The cable cord-cutter has become a bit like the UFO. Lots of people, many in the tech community, want to believe this person is everywhere, while a whole lot of other people—many in and around the cable industry—deny his existence altogether.
But one class of cord-cutter—the kind who cancels cable TV service but holds on to cable broadband service—has finally begun showing up in the financial reports of cable companies, and in the speeches of their executives.
Time Warner Cable’s CFO Arthur Minson addressed the phenomenon at an investor conference in Barcelona last week, saying that his company is seeing an increased number of single-service broadband customers, as well as an increased number of customers who buy faster Internet service tiers. In other words, more and more cable customers are paying for Internet service, but eschewing Comcast's TV content and phone service. This development suggests a growing segment of cable customers want to download a lot of rich media—like video.
Time Warner Cable, the second largest U.S. cable company, has roughly 5.5 million “single-play” customers, Minson said. About 3 million of those buy TV service alone, while about 2.5 million buy broadband service only. He didn’t say how quickly either group was growing or shrinking.
But the overall subscriber group numbers suggest that the broadband-only group is growing while the TV-only group is shrinking. In its most recent quarterly report, TWC reported that it lost 6 percent of its video customers over the past year, but grew its broadband customer base by 1.7 percent. TWC says that it's counting on home broadband sales—and upselling existing broadband customers to higher service tiers—for its future growth.
Charter Communications, the third largest U.S. cable company, lost 27,000 TV subscribers in the year ending September 30, but gained 86,000 broadband subscribers. Broadband revenues leapt up 23 percent ($575 million). This surprised the CEO, who apparently doesn’t spend much time with Millennials.
"I would say that the one thing that surprised me...is that our broadband-only growth has been greater than I thought it would be," said Charter CEO Tom Rutledge during the company’s third-quarter earnings call.
The smoke is not caused by the fire
The biggest cable provider, Comcast, is adding far more new broadband customers than new TV customers. In its last quarterly report, the company reported 917,000 new broadband customers while reporting a net loss of 348,000 TV customers during the nine months ending September 30. In the same January through September period last year, Comcast lost 330,000 video customers and gained 882,000 broadband customers. So TV subscriber losses and broadband customer gains both accelerated.
But if telco momentum explains the latest data, why wouldn’t Comcast’s new broadband customer numbers suffer similar losses? After all, the telephone companies' new services include fast broadband as part of larger bundles.
Still, while the stats in the SEC filings strongly suggest that the numbers of broadband-only customers are growing rapidly, they don’t prove it. That’s because a high number of cable customers still buy some combination of TV, broadband, and phone service from the cable company. So a good chunk of the 86,000 new broadband accounts added by Charter, for example, may have also bought voice or TV.

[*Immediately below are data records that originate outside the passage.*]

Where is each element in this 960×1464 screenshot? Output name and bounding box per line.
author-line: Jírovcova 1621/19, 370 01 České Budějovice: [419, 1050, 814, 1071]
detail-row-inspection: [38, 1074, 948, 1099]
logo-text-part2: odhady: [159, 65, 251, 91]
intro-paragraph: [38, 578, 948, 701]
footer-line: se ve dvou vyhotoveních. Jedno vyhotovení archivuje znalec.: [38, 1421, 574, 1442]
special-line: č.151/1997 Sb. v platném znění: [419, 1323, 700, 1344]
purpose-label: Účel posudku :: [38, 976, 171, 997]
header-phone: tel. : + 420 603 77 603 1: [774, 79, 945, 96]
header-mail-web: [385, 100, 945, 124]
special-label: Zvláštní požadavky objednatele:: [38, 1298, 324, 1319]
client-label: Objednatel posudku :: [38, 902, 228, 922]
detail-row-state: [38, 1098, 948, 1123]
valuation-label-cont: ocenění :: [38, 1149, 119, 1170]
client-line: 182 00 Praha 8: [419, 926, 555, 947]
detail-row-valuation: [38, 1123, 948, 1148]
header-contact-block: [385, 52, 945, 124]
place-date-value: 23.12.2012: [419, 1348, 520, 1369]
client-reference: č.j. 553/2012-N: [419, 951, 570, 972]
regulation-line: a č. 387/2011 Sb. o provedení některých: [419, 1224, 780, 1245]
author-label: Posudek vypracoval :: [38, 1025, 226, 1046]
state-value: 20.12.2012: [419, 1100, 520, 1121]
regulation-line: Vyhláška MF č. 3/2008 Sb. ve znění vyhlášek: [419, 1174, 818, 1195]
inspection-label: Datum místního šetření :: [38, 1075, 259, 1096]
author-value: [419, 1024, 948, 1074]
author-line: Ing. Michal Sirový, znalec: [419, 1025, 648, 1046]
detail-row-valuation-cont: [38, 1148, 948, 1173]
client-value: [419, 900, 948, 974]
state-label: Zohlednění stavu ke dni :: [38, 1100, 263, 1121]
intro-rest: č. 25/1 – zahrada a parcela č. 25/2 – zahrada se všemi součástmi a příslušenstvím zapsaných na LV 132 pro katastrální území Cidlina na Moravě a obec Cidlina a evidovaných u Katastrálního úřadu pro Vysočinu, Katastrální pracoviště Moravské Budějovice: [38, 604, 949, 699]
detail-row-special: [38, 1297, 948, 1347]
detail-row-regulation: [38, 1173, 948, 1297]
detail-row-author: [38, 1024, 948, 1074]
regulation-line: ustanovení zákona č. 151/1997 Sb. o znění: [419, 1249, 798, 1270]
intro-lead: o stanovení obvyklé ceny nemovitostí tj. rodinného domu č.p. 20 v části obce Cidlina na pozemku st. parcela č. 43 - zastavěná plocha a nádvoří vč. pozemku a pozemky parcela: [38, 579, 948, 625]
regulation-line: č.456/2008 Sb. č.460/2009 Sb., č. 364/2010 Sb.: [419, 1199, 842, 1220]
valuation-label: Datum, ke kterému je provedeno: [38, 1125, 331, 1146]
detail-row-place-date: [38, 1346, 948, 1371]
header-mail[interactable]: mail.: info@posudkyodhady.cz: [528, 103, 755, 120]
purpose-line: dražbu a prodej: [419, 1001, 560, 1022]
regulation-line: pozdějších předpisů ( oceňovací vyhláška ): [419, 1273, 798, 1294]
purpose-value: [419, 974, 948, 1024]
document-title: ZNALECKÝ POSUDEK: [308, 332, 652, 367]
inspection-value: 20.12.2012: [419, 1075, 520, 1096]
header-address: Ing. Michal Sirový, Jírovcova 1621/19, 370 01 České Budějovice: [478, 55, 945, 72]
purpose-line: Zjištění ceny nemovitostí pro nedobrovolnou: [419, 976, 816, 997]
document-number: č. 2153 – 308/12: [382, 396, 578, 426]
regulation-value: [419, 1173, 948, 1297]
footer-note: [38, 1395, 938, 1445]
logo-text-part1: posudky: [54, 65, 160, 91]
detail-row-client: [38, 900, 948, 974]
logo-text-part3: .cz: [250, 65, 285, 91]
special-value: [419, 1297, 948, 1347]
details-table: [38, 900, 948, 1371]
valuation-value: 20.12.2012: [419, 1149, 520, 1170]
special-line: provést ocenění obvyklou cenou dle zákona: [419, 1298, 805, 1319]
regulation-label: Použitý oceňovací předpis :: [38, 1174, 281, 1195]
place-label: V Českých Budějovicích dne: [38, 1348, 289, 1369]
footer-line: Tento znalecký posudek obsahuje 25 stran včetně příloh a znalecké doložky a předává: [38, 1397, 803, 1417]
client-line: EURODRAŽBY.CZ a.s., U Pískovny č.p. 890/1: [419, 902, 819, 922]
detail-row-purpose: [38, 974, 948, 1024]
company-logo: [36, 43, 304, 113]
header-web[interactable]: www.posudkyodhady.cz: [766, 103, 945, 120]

When big companies don’t want to reveal a statistic about an unflattering or disconcerting aspect of their business to investors and the public, they often say, “We don’t break that out.” That’s exactly what I heard when I asked Comcast to tell me exactly how many of its customers are broadband-only.
From their SEC filings, it seems that the other big cable companies don’t like talking about their broadband-only customers either.
Hard choices coming
The cable companies' efforts to keep customers locked into service bundles do not seem to be working as well as they once did. The cable customers I know who've kept cable broadband but ditched TV have ended up paying just as much each month as they had been for two services—in some cases more. Then comes the barrage of calls and direct mail begging you to sign back up for TV.
If current trends continue, the TV cord-cutter will become a big elephant in the room for the cable guys. Cable industry analysts will begin asking more questions about it, and the cable company executives will have to provide answers. As a consumer, I fear that the answer they will propose is to raise broadband prices further—either directly through fee hikes or indirectly through instruments like data caps—in order to make up for growing losses in TV service revenue. But what else can they do? Regulators have provided cover by allowing cable providers to play in a market with very little real competition.
As economic rough times continue for many Americans, many are looking very hard at the $150 cable bill they pay every month, while Amazon Instant Video and Netflix are beginning to look more like television networks in their own right. Why not get all your video entertainment online?
I’d wager that lots of households will at least try replacing cable TV with broadband TV during the next year. Then it comes down to a question of whether Netflix and Amazon are enough to replace cable content.
“You’ll have a lot of consumers deciding whether Orange is the New Black or House of Cards outweighs Game of Thrones or Breaking Bad,” says IDC video entertainment analyst Greg Ireland. “They will buy one or the other, but not both. They may decide the Netflix shows are more important, but then they might watch all of those shows and then go back to Comcast.”
It’ll be one of those budget vs. quality of life decisions that families have to make. Until now, cable companies have been on the winning side of that decision. But Internet TV services are beginning to offer a viable alternative to cable. And increasingly, while the cable companies’ broadband business can count on being the only game in town, their TV business cannot.